約半年の期間に及んだ悪性リンパ腫の治療は、2016年1月5日の抗がん剤投与で最後となりました。それから3週間後、私の頭に発毛が見られました。当時は薬の副作用で脱毛し頭髪はほとんど残らなかったからこそ、そのありがたみを痛感。再び生えてきてくれたことに感激したものでした。
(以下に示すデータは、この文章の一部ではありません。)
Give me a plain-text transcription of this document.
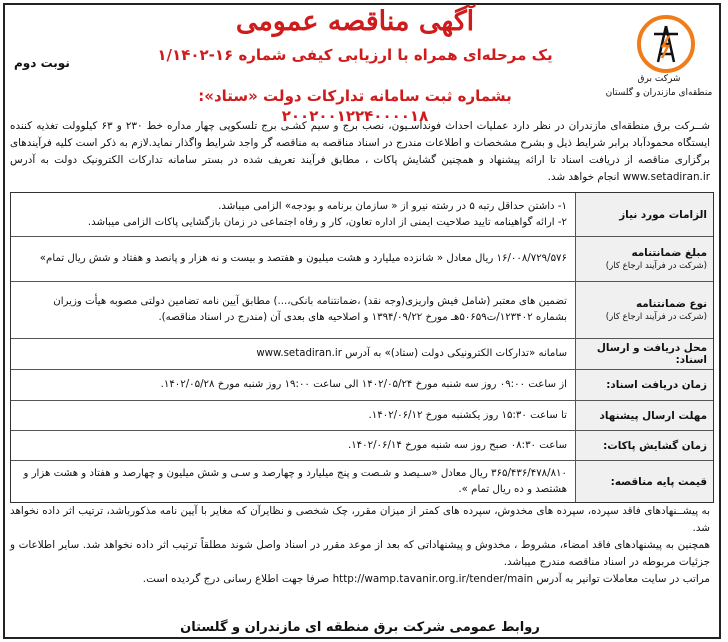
آگهی مناقصه عمومی
یک مرحله‌ای همراه با ارزیابی کیفی شماره ۱۶-۱/۱۴۰۲
بشماره ثبت سامانه تدارکات دولت «ستاد»: ۲۰۰۲۰۰۱۲۲۴۰۰۰۰۱۸
نوبت دوم
شرکت برق
منطقه‌ای مازندران و گلستان
شــرکت برق منطقه‌ای مازندران در نظر دارد عملیات احداث فونداسـیون، نصب برج و سیم کشـی برج تلسکوپی چهار مداره خط ۲۳۰ و ۶۳ کیلوولت تغذیه کننده ایستگاه محمودآباد برابر شرایط ذیل و بشرح مشخصات و اطلاعات مندرج در اسناد مناقصه به مناقصه گر واجد شرایط واگذار نماید.لازم به ذکر است کلیه فرآیندهای برگزاری مناقصه از دریافت اسناد تا ارائه پیشنهاد و همچنین گشایش پاکات ، مطابق فرآیند تعریف شده در بستر سامانه تدارکات الکترونیک دولت به آدرس www.setadiran.ir انجام خواهد شد.
الزامات مورد نیاز
۱- داشتن حداقل رتبه ۵ در رشته نیرو از « سازمان برنامه و بودجه» الزامی میباشد.
۲- ارائه گواهینامه تایید صلاحیت ایمنی از اداره تعاون، کار و رفاه اجتماعی در زمان بازگشایی پاکات الزامی میباشد.
مبلغ ضمانتنامه
(شرکت در فرآیند ارجاع کار)
۱۶/۰۰۸/۷۲۹/۵۷۶ ریال معادل « شانزده میلیارد و هشت میلیون و هفتصد و بیست و نه هزار و پانصد و هفتاد و شش ریال تمام»
نوع ضمانتنامه
(شرکت در فرآیند ارجاع کار)
تضمین های معتبر (شامل فیش واریزی(وجه نقد) ،ضمانتنامه بانکی،...) مطابق آیین نامه تضامین دولتی مصوبه هیأت وزیران بشماره ۱۲۳۴۰۲/ت۵۰۶۵۹هـ مورخ ۱۳۹۴/۰۹/۲۲ و اصلاحیه های بعدی آن (مندرج در اسناد مناقصه).
محل دریافت و ارسال اسناد:
سامانه «تدارکات الکترونیکی دولت (ستاد)» به آدرس www.setadiran.ir
زمان دریافت اسناد:
از ساعت ۰۹:۰۰ روز سه شنبه مورخ ۱۴۰۲/۰۵/۲۴ الی ساعت ۱۹:۰۰ روز شنبه مورخ ۱۴۰۲/۰۵/۲۸.
مهلت ارسال پیشنهاد
تا ساعت ۱۵:۳۰ روز یکشنبه مورخ ۱۴۰۲/۰۶/۱۲.
زمان گشایش پاکات:
ساعت ۰۸:۳۰ صبح روز سه شنبه مورخ ۱۴۰۲/۰۶/۱۴.
قیمت پایه مناقصه:
۳۶۵/۴۳۶/۴۷۸/۸۱۰ ریال معادل «سـیصد و شـصت و پنج میلیارد و چهارصد و سـی و شش میلیون و چهارصد و هفتاد و هشت هزار و هشتصد و ده ریال تمام ».
به پیشــنهادهای فاقد سپرده، سپرده های مخدوش، سپرده های کمتر از میزان مقرر، چک شخصی و نظایرآن که مغایر با آیین نامه مذکورباشد، ترتیب اثر داده نخواهد شد.
همچنین به پیشنهادهای فاقد امضاء، مشروط ، مخدوش و پیشنهاداتی که بعد از موعد مقرر در اسناد واصل شوند مطلقاً ترتیب اثر داده نخواهد شد. سایر اطلاعات و جزئیات مربوطه در اسناد مناقصه مندرج میباشد.
مراتب در سایت معاملات توانیر به آدرس http://wamp.tavanir.org.ir/tender/main صرفا جهت اطلاع رسانی درج گردیده است.
روابط عمومی شرکت برق منطقه ای مازندران و گلستان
そのとき、「ヘアドネーションができるくらいまで伸ばし、自分と同じように辛い思いをした人の役に立ちたい」と強く思ったのです。そして、今年2021年3月30日に晴れてヘアドネーションを有言実行できました。当初は寛解5年の節目にあたる1月にする予定でしたが、コロナ渦で緊急事態宣言中だったこともあり2か月遅れの断髪となりました。結果としてカットした髪は余裕で31㎝以上あり、伸ばした期間は5年2か月となりました。

発毛から脱ウィッグまで

抗がん剤副作用による脱毛同様、発毛サイクルにも個人差があります。また発毛初期の期間は頭皮の状態も敏感になっています。パーマやカラーは最低でも半年程度の期間をおき、パッチテストの後に受けることをお勧めします。
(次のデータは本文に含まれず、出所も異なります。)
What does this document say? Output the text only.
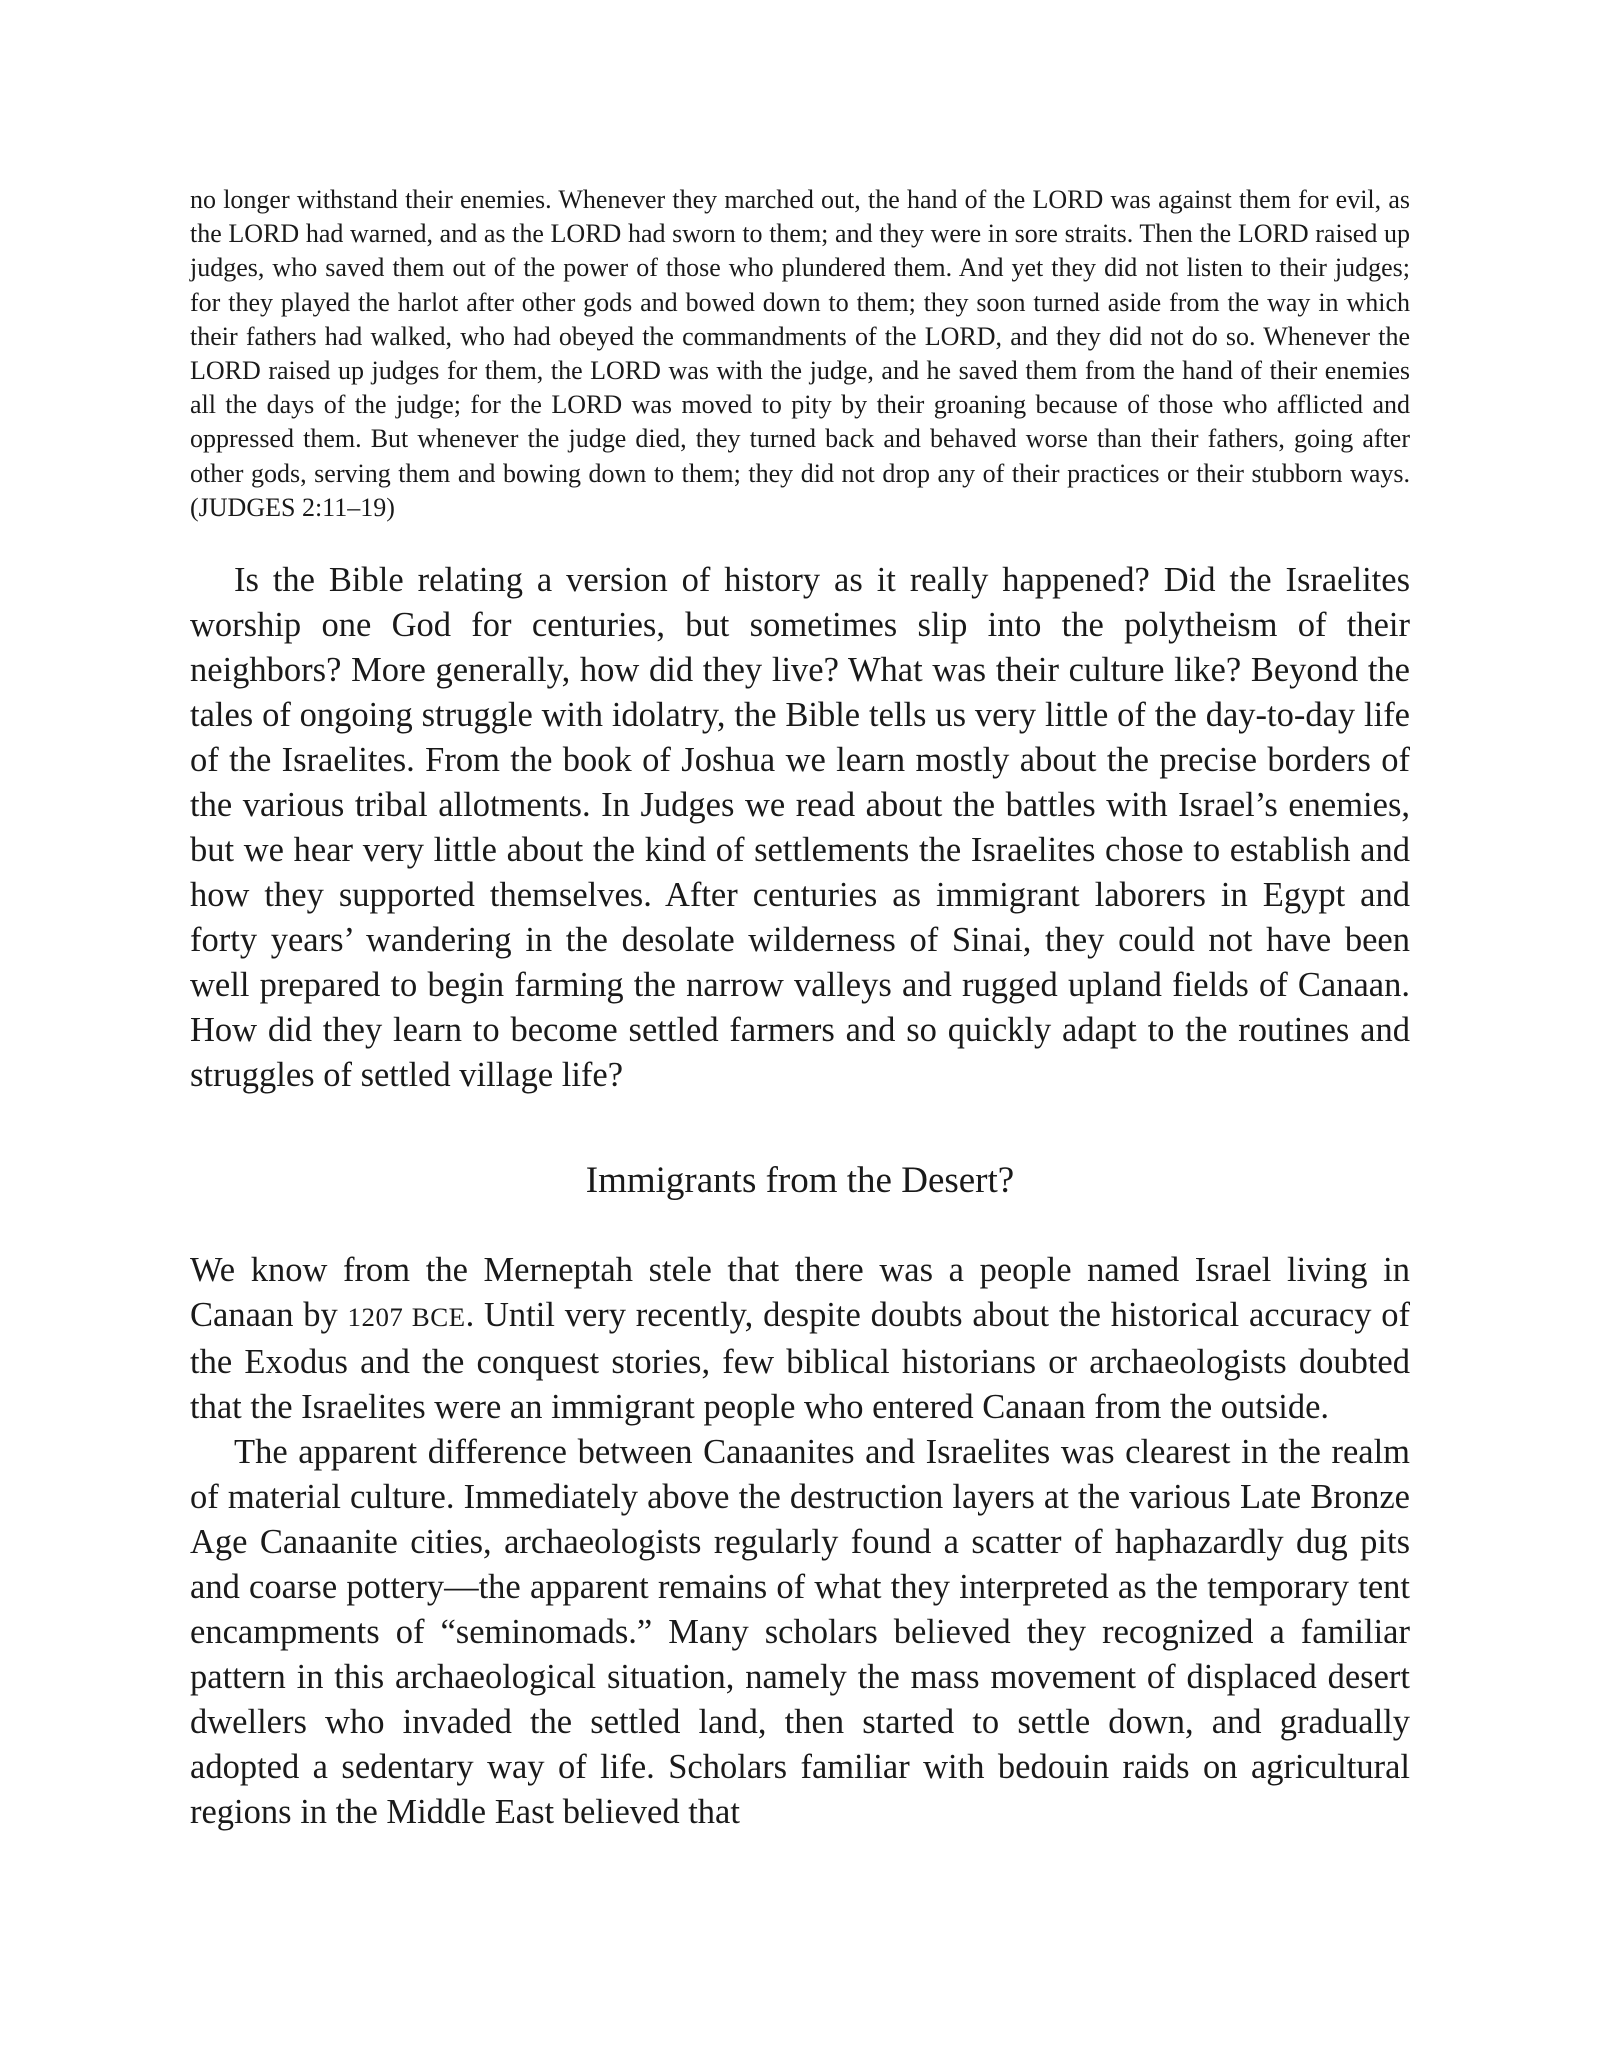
no longer withstand their enemies. Whenever they marched out, the hand of the LORD was against them for evil, as the LORD had warned, and as the LORD had sworn to them; and they were in sore straits. Then the LORD raised up judges, who saved them out of the power of those who plundered them. And yet they did not listen to their judges; for they played the harlot after other gods and bowed down to them; they soon turned aside from the way in which their fathers had walked, who had obeyed the commandments of the LORD, and they did not do so. Whenever the LORD raised up judges for them, the LORD was with the judge, and he saved them from the hand of their enemies all the days of the judge; for the LORD was moved to pity by their groaning because of those who afflicted and oppressed them. But whenever the judge died, they turned back and behaved worse than their fathers, going after other gods, serving them and bowing down to them; they did not drop any of their practices or their stubborn ways. (JUDGES 2:11–19)

Is the Bible relating a version of history as it really happened? Did the Israelites worship one God for centuries, but sometimes slip into the polytheism of their neighbors? More generally, how did they live? What was their culture like? Beyond the tales of ongoing struggle with idolatry, the Bible tells us very little of the day-to-day life of the Israelites. From the book of Joshua we learn mostly about the precise borders of the various tribal allotments. In Judges we read about the battles with Israel’s enemies, but we hear very little about the kind of settlements the Israelites chose to establish and how they supported themselves. After centuries as immigrant laborers in Egypt and forty years’ wandering in the desolate wilderness of Sinai, they could not have been well prepared to begin farming the narrow valleys and rugged upland fields of Canaan. How did they learn to become settled farmers and so quickly adapt to the routines and struggles of settled village life?

Immigrants from the Desert?

We know from the Merneptah stele that there was a people named Israel living in Canaan by 1207 BCE. Until very recently, despite doubts about the historical accuracy of the Exodus and the conquest stories, few biblical historians or archaeologists doubted that the Israelites were an immigrant people who entered Canaan from the outside.

The apparent difference between Canaanites and Israelites was clearest in the realm of material culture. Immediately above the destruction layers at the various Late Bronze Age Canaanite cities, archaeologists regularly found a scatter of haphazardly dug pits and coarse pottery—the apparent remains of what they interpreted as the temporary tent encampments of “seminomads.” Many scholars believed they recognized a familiar pattern in this archaeological situation, namely the mass movement of displaced desert dwellers who invaded the settled land, then started to settle down, and gradually adopted a sedentary way of life. Scholars familiar with bedouin raids on agricultural regions in the Middle East believed that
患者さんのSNSなどを見ると早ければ発毛から半年くらいで脱ウィッグできる印象でしたが、私はそこにたどり着くまで10か月の日数を要しました。夏には自髪のショートヘアで涼しく過ごせると期待しましたが、実際は猛暑の最中ウィッグで頭皮を覆い、汗で蒸れた状態で過ごす時間が長くなりました。不衛生による皮膚のトラブルも心配でしたので、この期間はくつろげるときはできるだけウィッグは外して頭皮を解放してあげることに努めました。

自然派美容室と二人三脚で

10か月で伸びた髪は強いクセが生じコシ・ハリがなく、不安定な髪質で白髪も少なくありませんでした。また、抗がん剤の経皮毒が気がかりで、病気になる以前に通っていた美容室へ行くことにもためらいがありました。

そのなかで化学薬品を使用しない自然派美容室を見つけ藁にもすがる思いで訪れたのです。それ以来はそこが行きつけの美容室に。担当の美容師さんには薬の副作用による頭髪の状態の経緯といずれヘアドネーションしたい希望を伝え、この5年で15回の縮毛矯正とカラーの施術を重ねてきました。ここで「ダメージヘアでもドネーションできるのか?」という疑問が湧いてくると思いますが、それについては別記事で触れたいと思います。